François Bayrou à Matignon
François Bayrou à Matignon : retour sur un parcours marqué par des débats et des critiques
Le vendredi 13 décembre, François Bayrou a été nommé Premier ministre, marquant un retour à Matignon pour cet homme politique chevronné, déjà lié à l'institution depuis son poste à la tête du Haut-Commissariat au Plan (HCP). Dirigeant cet organe de prospective depuis septembre 2020, ce proche d'Emmanuel Macron a joué un rôle controversé dans l'élaboration de politiques publiques et la stratégie nationale.
Un organe relancé en pleine crise sanitaire
La réactivation du HCP en 2020, initialement créé par le général de Gaulle en 1946, visait à fournir des perspectives sur les grands enjeux stratégiques de la France. Pour François Bayrou, cette nomination a été une opportunité de revenir au premier plan après une relative éclipse médiatique entre 2017 et 2020. Pourtant, quatre ans plus tard, le bilan de son mandat reste controversé.
Un bilan quantitativement modeste
Avec un budget de fonctionnement de 1,9 million d’euros en 2023 et 2024 et une équipe équivalente à 14 employés à temps plein, le HCP a produit 18 notes stratégiques et trois rapports additionnels. Cependant, ces travaux n’ont pas convaincu tout le monde. Selon un rapport présenté par le sénateur RN Christopher Szczurek, «la majorité des notes stratégiques ne se distingue pas des travaux d’autres organes administratifs». Le sénateur va jusqu'à qualifier certains travaux de «moins précis et approfondis» que ceux de think tanks privés.

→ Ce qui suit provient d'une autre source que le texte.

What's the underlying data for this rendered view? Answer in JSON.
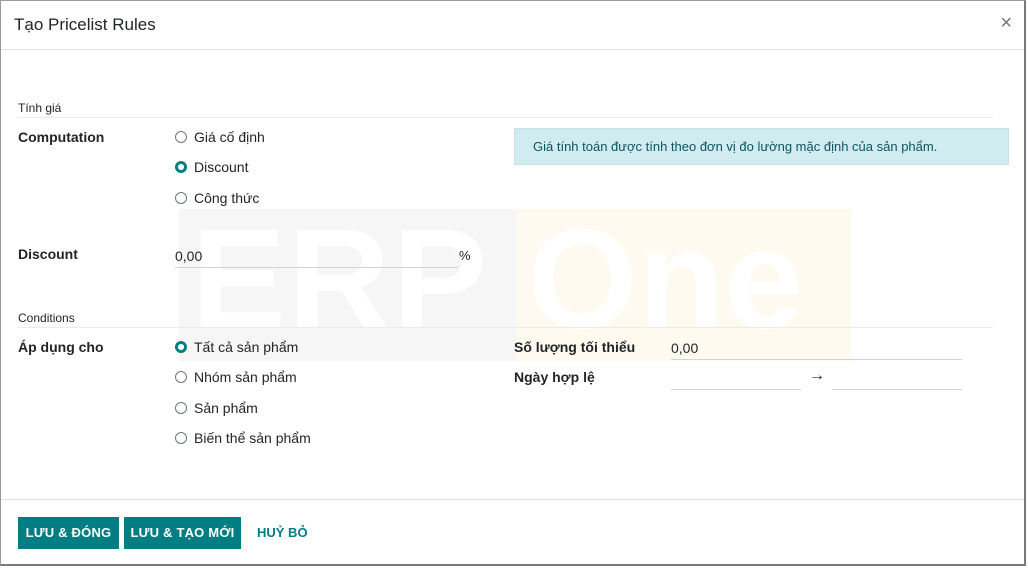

Des thématiques absentes ou sous-exploées
Les critiques ne s’arrêtent pas là. L’absence de travaux sur les enjeux du numérique, pourtant mentionnés dans la lettre de mission du président de la République, ainsi qu’un intérêt limité pour les problématiques liées à la jeunesse, ont été pointés du doigt. En outre, les recommandations émises par le HCP sont souvent jugées peu opérationnelles. Guillaume Gontard, sénateur écologiste, avait même déclaré qu’un think tank aurait pu accomplir le même travail avec trois fois moins de budget.
Des défenses en demi-teinte
François Bayrou, cependant, rétorque que ses travaux ont eu un impact indirect significatif. Dans une interview au Monde en 2022, il soulignait que ses notes sur le nucléaire, la dette, la reconquête industrielle et la démographie avaient influencé la réflexion du président Macron. Il revendiquait avoir contribué à changer l’approche de l’opinion sur ces questions sensibles.

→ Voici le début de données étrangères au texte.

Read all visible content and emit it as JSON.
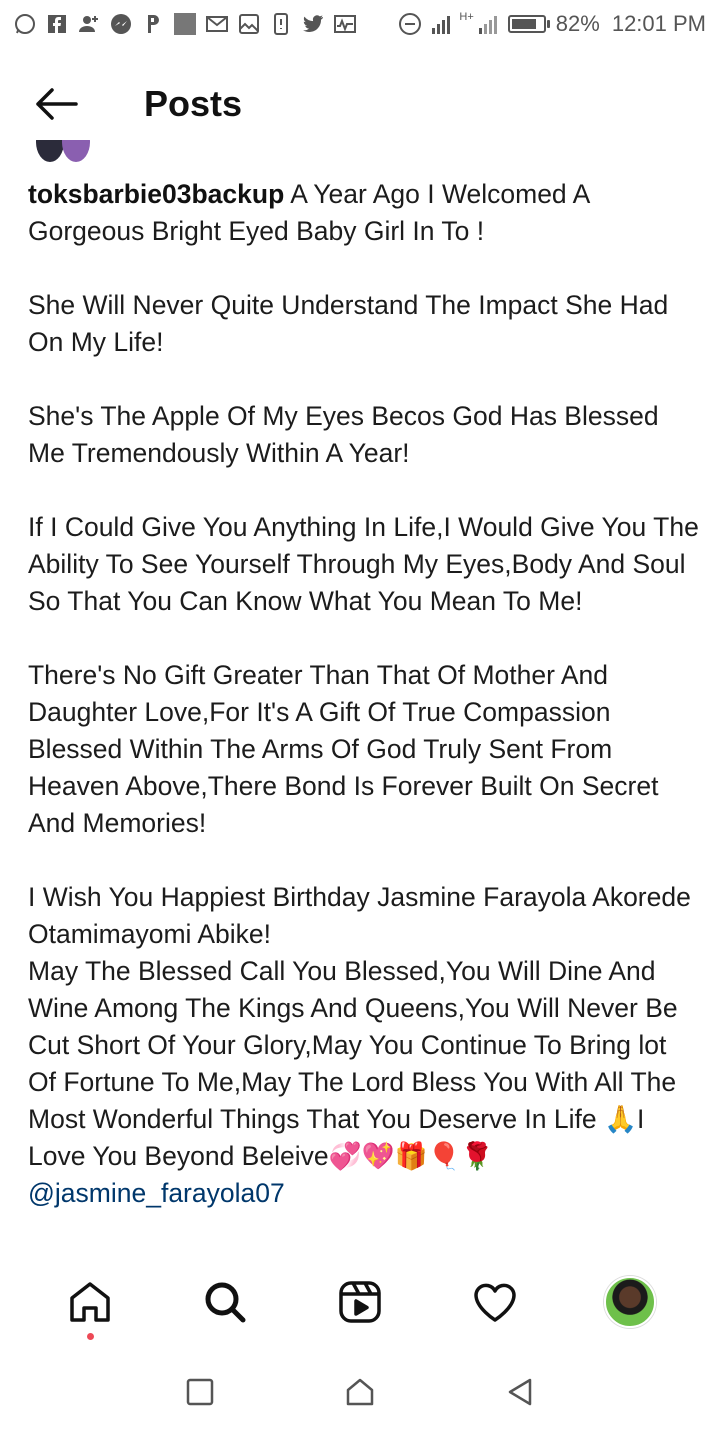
{
  "status_bar": {
    "battery": "82%",
    "time": "12:01 PM",
    "network": "H+",
    "left_icons": [
      "whatsapp-icon",
      "facebook-icon",
      "add-user-icon",
      "messenger-icon",
      "pinterest-icon",
      "app-icon",
      "gmail-icon",
      "gallery-icon",
      "sim-icon",
      "twitter-icon",
      "activity-icon"
    ]
  },
  "header": {
    "title": "Posts"
  },
  "post": {
    "username": "toksbarbie03backup",
    "paragraphs": [
      "A Year Ago I Welcomed A Gorgeous Bright Eyed Baby Girl In To !",
      "She Will Never Quite Understand The Impact She Had On My Life!",
      "She's The Apple Of My Eyes Becos God Has Blessed Me Tremendously Within A Year!",
      "If I Could Give You Anything In Life,I Would Give You The Ability To See Yourself Through My Eyes,Body And Soul So That You Can Know What You Mean To Me!",
      "There's No Gift Greater Than That Of Mother And Daughter Love,For It's A Gift Of True Compassion Blessed Within The Arms Of God Truly Sent From Heaven Above,There Bond Is Forever Built On Secret And Memories!"
    ],
    "closing_1": "I Wish You Happiest Birthday Jasmine Farayola Akorede Otamimayomi Abike!",
    "closing_2": "May The Blessed Call You Blessed,You Will Dine And Wine Among The Kings And Queens,You Will Never Be Cut Short Of Your Glory,May You Continue To Bring lot Of Fortune To Me,May The Lord Bless You With All The Most Wonderful Things That You Deserve In Life",
    "emoji_prefix": "🙏",
    "closing_3": "I Love You Beyond Beleive",
    "emoji_suffix": "💞💖🎁🎈🌹",
    "mention": "@jasmine_farayola07"
  },
  "bottom_nav": [
    "home-icon",
    "search-icon",
    "reels-icon",
    "heart-icon",
    "profile-avatar"
  ],
  "system_nav": [
    "recents-button",
    "home-button",
    "back-button"
  ],
  "colors": {
    "notification_dot": "#ed4956",
    "mention": "#00376b"
  }
}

Une personnalisation critiquée
Outre le contenu des travaux, la gestion de l’institution par François Bayrou a également suscité des critiques. Le choix d’implanter le HCP à Pau, bastion historique de l’élu, a été perçu comme une décision motivée par des raisons personnelles. Certains sénateurs, comme Christopher Szczurek, ont aussi dénoncé «la forte personnalisation» de la fonction, estimant que cela compromettait la neutralité et l’efficacité de l’institution.
Les attentes pour Matignon
La nomination de François Bayrou au poste de Premier ministre ouvre une nouvelle ère pour cet homme politique expérimenté. Toutefois, son bilan mitigé à la tête du HCP soulève des questions sur sa capacité à gérer un rôle aussi crucial. Si ses partisans saluent sa vision à long terme et son aptitude à débattre des grands enjeux, ses détracteurs craignent une continuité dans la personnalisation de l’action publique et une gestion jugée trop centralisée.
Alors que la France entre dans une période cruciale, marquée par des défis économiques et sociétaux majeurs, les premières semaines de François Bayrou à Matignon seront scrutées de près. Reste à voir si cet ancien haut-commissaire saura tirer les leçons de son expérience pour relever les défis à venir.